Food costs are on the rise. Read on for tips on how to stretch your food dollars by planning ahead, budgeting, making smart food choices, and preparing low-cost recipes

DURING Shopping

  • Have something to eat before you go shopping. It’s easier to stick to your shopping list when you are not hungry.
  • Try store brands. They are the same quality and cost less.
  • Compare products for the best deal. Use unit pricing and also the Nutrition Facts labels to get the best product for your money.
  • Check “sell by” or “use by” dates. Buy the freshest food possible.


BEFORE Shopping

  • Plan your weekly meals and snacks. Preparing in advance will help you know what you need and also help you put leftovers to good use. See below for more on planning ahead.
  • Use store circulars and go online to look for coupons, sales, and store specials. Only use coupons on foods you normally eat. Make sure the coupons give you the best value for your money.
  • For added savings, sign up for the store discount card or bonus card at your local supermarket.


AFTER Shopping

  • Store food right away in the refrigerator or freezer to keep it fresh and safe.
  • If you buy a large amount of fresh food, like meat, poultry, or fish, divide it into meal-size packages, label the food, and freeze it for later use.
  • Use foods with the earliest expiration dates first.





BEST BUYS for COST and NUTRITION



BREADS AND GRAINS


Choose whole-grain breads. Look for bargains on day-old varieties. Buy regular brown rice and old-fashioned oats and grits instead of instant varieties to save money and consume less sugar, salt, and calories.



VEGETABLES


Buy large bags of frozen vegetables. When choosing canned vegetables, look for “low sodium” or “no added salt” on the label.



FRUITS


Buy fresh fruit in season - it generally costs less. Frozen and canned fruits are available year round, can save you money, and have similar nutrition values to fresh.



LOW-FAT OR FAT-FREE MILK PRODUCTS


Buy low-fat or fat-free milk, yogurt, and cheese in the largest size that can be used before spoiling. Larger containers cost less per serving than smaller sizes. Ultra-pasteurized milk found on store shelves has a longer expiration date and won’t spoil as fast.



MEAT AND BEANS


Dried beans and peas are a good source of protein and fiber. They can last a year or more without spoiling. Canned tuna packed in water is an inexpensive healthy protein choice. Light tuna has less mercury than white (albacore) tuna.

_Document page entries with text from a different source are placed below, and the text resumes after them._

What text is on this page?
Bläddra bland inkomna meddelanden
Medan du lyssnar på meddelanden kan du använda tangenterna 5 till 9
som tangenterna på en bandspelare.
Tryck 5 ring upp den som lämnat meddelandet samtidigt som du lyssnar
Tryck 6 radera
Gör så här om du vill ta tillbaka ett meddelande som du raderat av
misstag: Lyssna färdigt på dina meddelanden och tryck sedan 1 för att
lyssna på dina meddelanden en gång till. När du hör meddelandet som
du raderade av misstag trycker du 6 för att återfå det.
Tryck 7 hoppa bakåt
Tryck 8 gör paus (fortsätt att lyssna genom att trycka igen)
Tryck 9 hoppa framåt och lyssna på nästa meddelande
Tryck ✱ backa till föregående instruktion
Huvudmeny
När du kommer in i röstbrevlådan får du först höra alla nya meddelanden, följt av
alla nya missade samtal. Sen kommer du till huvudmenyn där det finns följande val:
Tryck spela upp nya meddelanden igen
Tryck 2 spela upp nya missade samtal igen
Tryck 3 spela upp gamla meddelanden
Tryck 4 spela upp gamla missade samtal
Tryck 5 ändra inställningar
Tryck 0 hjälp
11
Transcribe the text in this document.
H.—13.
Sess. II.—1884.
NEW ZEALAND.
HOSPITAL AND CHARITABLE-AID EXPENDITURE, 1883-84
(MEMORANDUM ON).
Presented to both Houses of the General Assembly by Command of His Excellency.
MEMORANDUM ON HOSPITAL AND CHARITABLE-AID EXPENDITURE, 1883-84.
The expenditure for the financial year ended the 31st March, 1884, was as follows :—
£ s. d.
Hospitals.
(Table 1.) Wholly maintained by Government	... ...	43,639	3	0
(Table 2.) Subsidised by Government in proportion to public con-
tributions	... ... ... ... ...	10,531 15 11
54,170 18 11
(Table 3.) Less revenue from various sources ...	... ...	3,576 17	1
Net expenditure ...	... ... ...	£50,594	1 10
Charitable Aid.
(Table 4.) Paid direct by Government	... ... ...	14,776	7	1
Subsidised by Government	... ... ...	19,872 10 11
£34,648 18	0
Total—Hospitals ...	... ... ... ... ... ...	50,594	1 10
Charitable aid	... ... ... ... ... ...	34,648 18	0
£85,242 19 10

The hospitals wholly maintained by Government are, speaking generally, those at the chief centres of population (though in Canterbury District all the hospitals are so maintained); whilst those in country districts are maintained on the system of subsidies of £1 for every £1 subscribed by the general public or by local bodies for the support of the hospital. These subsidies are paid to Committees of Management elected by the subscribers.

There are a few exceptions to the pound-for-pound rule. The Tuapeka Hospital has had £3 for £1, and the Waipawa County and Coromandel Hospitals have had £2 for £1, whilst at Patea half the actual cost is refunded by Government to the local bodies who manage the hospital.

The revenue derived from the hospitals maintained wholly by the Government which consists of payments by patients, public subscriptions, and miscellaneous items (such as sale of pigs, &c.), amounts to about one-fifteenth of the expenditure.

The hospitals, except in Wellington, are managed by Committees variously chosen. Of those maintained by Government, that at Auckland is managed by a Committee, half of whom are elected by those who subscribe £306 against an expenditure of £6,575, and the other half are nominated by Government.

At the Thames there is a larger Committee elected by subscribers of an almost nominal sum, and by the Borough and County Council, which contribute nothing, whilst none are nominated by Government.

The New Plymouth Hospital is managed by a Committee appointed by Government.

Balancing Food & Physical Activity

Maintaining a healthy weight is not easy! In a world full of quick fixes and fad diets, the emphasis is not about healthy eating. To keep a healthy weight, it is important to eat healthy and be active.

Eat a variety of foods

Choose a variety of foods every day; it is important to eat whole grains, fruits and vegetables, lean meats and low-fat dairy. All foods, including your favorites, fit in a healthy diet! Eat treats in moderation, keeping your serving size small.

Exercise Regularly

One of the most important steps in maintaining your weight is to balance what you eat and drink with physical activity. Older adults should incorporate aerobic activity, muscle-strengthening activity and balance training for those at risk for falls. Always talk to your doctor before starting a physical activity program.


Drink Plenty of Water

Drinking water keeps you hydrated without adding calories. Drink when you are thirsty, but try to drink more in hot weather or when exercising.

Eat Regular Meals

Eating breakfast helps you feel full throughout the day. Eating three smaller meals and a couple of healthy snacks may help you stay fueled throughout the day.